El Verbo Encarnado pronuncia Su última frase, y al hacerlo, cada última palabra adquiere un significado especial. En el acto de morir, el Dios-Hombre enseña a sus hermanos y hermanas de la familia humana cómo morir. ¿Cuál es la lección final?
Jesús murió resignado a la Voluntad de Aquel que lo envió. Sin embargo, no debemos ver esto como pasividad; es un activo resignación, que resume toda su vida: “Como el hombre vive, así morirá”.
La muerte es difícil de enfrentar para cualquiera, pero la cultura estadounidense le tiene un miedo particular. Nuestras costumbres funerarias dicen mucho. Nos negamos a usar las palabras “muerte” o “muerto” o “morir”; disfrazamos a las personas para que parezcan listas para organizar una fiesta desde sus ataúdes; decimos cosas raras como, “¿No se ve maravillosa?” Todo esto sugiere más que un deseo de tener tacto: es una negación de la realidad.
Pocos seres humanos anhelan la muerte. O, como solía decir un profesor de seminario: “Caballeros, sé que el cielo es nuestro verdadero hogar, pero no siento nostalgia en lo más mínimo”. Lo crea o no, esa es una actitud cristiana saludable. El hombre moderno, sin embargo, tiene un miedo excesivo a la muerte, y generalmente por una buena razón. El materialismo ha reemplazado a la fe como fuerza motriz en la sociedad, y el resultado es una especie de desesperación sofocante.
Tome el movimiento de paz secular. Nadie ha hablado con más fuerza sobre la guerra que los Papas de este siglo, y especialmente Juan Pablo II. Pero el estilo y el contenido de un Pontífice son muy diferentes a los de los activistas no cristianos porque la visión del primero no es terrenal, dándose cuenta de que incluso en el mejor escenario posible, “Aquí no tenemos una ciudad duradera; buscamos el que ha de venir” (Heb 13,14).

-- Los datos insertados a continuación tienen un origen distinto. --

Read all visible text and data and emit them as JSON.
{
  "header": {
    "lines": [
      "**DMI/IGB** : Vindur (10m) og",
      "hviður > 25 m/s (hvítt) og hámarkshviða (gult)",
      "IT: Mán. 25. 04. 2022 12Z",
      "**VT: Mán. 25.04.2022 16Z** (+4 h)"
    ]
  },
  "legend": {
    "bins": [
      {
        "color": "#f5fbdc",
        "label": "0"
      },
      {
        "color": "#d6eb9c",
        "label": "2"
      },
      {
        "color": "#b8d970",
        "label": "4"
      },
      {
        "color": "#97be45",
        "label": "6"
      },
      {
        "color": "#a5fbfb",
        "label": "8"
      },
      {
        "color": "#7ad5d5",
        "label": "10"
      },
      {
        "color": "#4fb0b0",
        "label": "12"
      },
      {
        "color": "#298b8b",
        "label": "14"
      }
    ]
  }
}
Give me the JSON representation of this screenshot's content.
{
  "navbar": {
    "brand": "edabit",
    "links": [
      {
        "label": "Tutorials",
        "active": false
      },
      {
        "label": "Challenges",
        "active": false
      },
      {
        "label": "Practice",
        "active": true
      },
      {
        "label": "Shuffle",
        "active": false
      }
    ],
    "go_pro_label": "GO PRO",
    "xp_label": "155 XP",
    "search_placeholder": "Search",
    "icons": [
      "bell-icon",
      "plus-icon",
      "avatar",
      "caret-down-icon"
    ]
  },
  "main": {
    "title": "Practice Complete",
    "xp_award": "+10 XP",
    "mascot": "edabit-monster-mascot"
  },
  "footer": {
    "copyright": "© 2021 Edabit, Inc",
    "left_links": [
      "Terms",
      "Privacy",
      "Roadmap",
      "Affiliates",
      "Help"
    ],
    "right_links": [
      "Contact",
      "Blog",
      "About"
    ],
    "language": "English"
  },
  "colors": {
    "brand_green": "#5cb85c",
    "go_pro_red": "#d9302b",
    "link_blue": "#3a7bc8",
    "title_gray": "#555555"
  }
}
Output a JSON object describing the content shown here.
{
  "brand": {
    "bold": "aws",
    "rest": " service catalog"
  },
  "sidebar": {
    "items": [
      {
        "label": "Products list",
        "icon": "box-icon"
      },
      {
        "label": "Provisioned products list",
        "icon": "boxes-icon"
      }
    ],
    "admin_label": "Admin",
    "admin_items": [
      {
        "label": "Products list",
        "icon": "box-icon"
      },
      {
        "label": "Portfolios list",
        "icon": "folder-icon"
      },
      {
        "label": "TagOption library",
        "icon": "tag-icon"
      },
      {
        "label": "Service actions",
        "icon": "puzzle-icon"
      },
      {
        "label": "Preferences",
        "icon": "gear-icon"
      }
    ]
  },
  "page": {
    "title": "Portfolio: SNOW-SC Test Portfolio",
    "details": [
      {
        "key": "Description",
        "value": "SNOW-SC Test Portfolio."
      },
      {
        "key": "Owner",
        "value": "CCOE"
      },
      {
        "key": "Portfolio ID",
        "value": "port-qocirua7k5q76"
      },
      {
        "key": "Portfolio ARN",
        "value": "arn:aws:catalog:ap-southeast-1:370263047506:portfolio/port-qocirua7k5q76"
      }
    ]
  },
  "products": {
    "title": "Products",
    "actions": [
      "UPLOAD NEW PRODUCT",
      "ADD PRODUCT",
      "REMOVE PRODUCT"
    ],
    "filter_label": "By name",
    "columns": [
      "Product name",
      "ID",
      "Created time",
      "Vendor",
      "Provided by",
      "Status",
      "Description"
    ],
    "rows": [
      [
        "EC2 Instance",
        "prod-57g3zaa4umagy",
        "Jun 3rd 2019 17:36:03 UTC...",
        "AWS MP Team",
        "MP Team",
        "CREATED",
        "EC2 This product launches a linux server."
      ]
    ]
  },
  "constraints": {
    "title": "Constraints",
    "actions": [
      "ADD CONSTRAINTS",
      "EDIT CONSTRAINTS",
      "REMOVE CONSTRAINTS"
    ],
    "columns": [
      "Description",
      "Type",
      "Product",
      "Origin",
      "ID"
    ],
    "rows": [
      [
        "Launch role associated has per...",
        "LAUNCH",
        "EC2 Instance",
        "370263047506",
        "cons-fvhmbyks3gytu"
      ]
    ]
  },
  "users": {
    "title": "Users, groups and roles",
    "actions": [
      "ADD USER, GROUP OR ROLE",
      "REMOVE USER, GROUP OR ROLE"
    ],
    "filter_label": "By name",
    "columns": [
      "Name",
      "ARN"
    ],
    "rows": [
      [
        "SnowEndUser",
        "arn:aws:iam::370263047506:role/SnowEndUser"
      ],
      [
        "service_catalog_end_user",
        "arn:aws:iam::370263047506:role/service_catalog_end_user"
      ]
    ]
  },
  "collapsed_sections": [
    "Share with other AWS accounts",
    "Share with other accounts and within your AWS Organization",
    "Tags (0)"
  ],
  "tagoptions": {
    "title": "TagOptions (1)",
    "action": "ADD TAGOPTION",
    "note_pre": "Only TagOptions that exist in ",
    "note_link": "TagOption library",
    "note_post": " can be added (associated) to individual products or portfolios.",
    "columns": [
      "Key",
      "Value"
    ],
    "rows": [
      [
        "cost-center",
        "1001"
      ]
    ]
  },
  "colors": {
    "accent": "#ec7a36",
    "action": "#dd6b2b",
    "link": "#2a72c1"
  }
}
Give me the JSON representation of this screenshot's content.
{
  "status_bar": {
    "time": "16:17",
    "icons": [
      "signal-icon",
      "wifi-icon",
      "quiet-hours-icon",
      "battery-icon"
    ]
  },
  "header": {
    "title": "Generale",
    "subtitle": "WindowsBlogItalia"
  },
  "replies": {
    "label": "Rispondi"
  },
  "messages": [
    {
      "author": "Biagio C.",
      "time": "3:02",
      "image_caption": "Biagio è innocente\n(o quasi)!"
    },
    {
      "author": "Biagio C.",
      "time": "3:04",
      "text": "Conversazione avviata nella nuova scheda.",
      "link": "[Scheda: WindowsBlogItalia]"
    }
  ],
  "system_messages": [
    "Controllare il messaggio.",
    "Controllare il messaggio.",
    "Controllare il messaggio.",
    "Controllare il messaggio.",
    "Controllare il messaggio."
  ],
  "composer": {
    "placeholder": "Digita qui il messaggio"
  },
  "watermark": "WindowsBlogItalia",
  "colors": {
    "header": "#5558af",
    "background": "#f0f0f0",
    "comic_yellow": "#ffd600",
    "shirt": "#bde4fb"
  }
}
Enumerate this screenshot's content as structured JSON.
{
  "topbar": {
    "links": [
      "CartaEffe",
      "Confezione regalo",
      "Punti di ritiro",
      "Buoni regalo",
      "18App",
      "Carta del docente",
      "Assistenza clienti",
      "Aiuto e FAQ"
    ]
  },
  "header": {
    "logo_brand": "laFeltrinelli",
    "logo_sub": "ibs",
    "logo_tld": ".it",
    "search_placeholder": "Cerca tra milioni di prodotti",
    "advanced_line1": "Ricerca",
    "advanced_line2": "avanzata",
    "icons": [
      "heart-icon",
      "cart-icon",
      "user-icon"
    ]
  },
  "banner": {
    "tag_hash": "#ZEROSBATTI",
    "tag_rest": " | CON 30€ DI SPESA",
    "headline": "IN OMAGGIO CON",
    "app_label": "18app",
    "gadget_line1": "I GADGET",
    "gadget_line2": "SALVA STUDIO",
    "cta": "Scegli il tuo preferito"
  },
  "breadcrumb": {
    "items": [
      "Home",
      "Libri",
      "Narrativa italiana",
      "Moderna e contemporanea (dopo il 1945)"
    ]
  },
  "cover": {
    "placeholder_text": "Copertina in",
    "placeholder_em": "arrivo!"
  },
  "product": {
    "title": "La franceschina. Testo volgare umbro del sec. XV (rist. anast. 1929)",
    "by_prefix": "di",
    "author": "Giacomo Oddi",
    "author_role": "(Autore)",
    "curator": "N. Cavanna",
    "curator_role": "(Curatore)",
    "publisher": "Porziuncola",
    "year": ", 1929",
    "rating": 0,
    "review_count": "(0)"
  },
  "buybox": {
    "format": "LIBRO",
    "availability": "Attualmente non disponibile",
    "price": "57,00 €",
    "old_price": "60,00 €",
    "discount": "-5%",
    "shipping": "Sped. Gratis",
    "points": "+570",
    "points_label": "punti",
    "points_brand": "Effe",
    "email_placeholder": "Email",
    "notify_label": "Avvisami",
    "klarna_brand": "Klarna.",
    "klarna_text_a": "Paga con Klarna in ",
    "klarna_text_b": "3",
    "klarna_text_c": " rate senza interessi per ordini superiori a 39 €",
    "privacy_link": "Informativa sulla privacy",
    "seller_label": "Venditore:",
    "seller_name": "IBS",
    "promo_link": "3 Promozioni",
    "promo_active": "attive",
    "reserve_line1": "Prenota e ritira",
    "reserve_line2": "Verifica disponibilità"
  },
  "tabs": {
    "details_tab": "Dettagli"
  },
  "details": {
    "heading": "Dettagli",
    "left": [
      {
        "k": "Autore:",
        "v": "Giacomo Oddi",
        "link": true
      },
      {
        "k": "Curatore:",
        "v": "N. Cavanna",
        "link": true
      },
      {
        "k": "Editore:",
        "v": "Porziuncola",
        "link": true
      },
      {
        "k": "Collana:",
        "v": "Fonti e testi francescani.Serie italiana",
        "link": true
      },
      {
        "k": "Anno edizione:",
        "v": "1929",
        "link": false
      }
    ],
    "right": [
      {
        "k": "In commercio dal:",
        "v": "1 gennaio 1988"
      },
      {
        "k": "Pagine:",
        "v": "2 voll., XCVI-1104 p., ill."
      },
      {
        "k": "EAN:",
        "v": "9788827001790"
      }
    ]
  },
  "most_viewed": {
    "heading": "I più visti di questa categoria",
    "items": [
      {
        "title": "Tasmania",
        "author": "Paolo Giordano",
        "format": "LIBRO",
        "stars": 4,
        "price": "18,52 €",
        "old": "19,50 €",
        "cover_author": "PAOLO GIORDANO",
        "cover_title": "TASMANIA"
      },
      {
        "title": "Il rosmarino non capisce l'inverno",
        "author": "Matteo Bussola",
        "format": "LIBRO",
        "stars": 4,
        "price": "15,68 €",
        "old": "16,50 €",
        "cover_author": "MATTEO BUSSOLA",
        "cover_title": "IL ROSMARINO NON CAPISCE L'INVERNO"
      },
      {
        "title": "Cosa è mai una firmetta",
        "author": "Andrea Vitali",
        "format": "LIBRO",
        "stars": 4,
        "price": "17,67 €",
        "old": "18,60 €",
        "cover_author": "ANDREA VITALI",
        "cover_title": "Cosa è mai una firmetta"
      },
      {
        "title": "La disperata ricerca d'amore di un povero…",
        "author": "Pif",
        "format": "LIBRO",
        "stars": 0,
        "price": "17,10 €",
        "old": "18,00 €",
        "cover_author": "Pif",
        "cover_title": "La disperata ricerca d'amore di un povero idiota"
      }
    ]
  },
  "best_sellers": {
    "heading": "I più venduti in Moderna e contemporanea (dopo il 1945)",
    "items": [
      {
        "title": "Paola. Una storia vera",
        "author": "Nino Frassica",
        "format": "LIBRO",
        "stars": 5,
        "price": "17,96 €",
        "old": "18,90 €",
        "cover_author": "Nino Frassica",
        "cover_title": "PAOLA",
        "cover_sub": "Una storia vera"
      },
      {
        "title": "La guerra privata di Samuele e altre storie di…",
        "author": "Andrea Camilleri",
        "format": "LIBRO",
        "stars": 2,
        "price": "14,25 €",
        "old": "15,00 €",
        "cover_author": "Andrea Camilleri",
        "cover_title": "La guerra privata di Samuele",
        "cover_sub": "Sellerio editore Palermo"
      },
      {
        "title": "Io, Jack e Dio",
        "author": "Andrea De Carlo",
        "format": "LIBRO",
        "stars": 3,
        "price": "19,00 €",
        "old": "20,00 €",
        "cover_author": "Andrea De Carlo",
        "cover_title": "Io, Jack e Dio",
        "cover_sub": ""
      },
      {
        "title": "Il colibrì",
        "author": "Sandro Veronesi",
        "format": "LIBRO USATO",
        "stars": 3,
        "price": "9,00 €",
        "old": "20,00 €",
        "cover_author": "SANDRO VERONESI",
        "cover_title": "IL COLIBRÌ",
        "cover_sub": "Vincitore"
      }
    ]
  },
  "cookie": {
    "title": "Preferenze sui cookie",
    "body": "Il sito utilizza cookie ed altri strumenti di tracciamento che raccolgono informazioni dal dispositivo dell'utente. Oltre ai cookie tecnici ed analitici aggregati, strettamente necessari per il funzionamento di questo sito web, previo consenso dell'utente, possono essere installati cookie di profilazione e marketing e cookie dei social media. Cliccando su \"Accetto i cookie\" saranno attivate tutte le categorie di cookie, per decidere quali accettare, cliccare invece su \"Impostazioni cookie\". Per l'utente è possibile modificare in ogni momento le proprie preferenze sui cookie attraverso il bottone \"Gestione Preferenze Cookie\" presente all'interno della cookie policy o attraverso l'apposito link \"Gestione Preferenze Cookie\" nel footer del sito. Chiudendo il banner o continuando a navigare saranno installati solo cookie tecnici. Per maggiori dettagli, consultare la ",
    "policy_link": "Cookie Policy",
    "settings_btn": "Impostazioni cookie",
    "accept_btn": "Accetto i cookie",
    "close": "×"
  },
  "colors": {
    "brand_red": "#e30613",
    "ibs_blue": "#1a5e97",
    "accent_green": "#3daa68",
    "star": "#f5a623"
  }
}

La vida humana es buena y hermosa, como sabía el gran Fulton Sheen cuando declaraba semana tras semana que “vale la pena vivir la vida”, pero los bienes más apremiantes (p. ej., el testimonio de la verdad del Evangelio) pueden exigir el abandono de ese bien. (por ejemplo, la muerte del mismo Jesús, posteriormente abrazado por los mártires).
Mientras escuchamos al Salvador moribundo, dos palabras llaman nuestra atención: “Padre, dentro tu manos encomiendo mi espíritu.” “Padre” y “tuyo” son las claves del misterio de la muerte. Jesús, en su humanidad, no depende de sus propios recursos, sino que echa sus preocupaciones sobre su Padre celestial, el Abba (“Papá”) en quien animó a sus discípulos a tener plena confianza.
Su corazón, por lo tanto, está dirigido a los demás o, mejor dicho, dirigido a los Otros hacia Aquel “que podía salvarlo de la muerte” (Hb 5, 7). Con los ojos fijos en Jesús (cf. Hb 3, 1), los cristianos, pues, reflexionan sobre lo que necesitan en la muerte. Son tres: la gracia de la perseverancia, la gracia del arrepentimiento final y la gracia de una muerte feliz.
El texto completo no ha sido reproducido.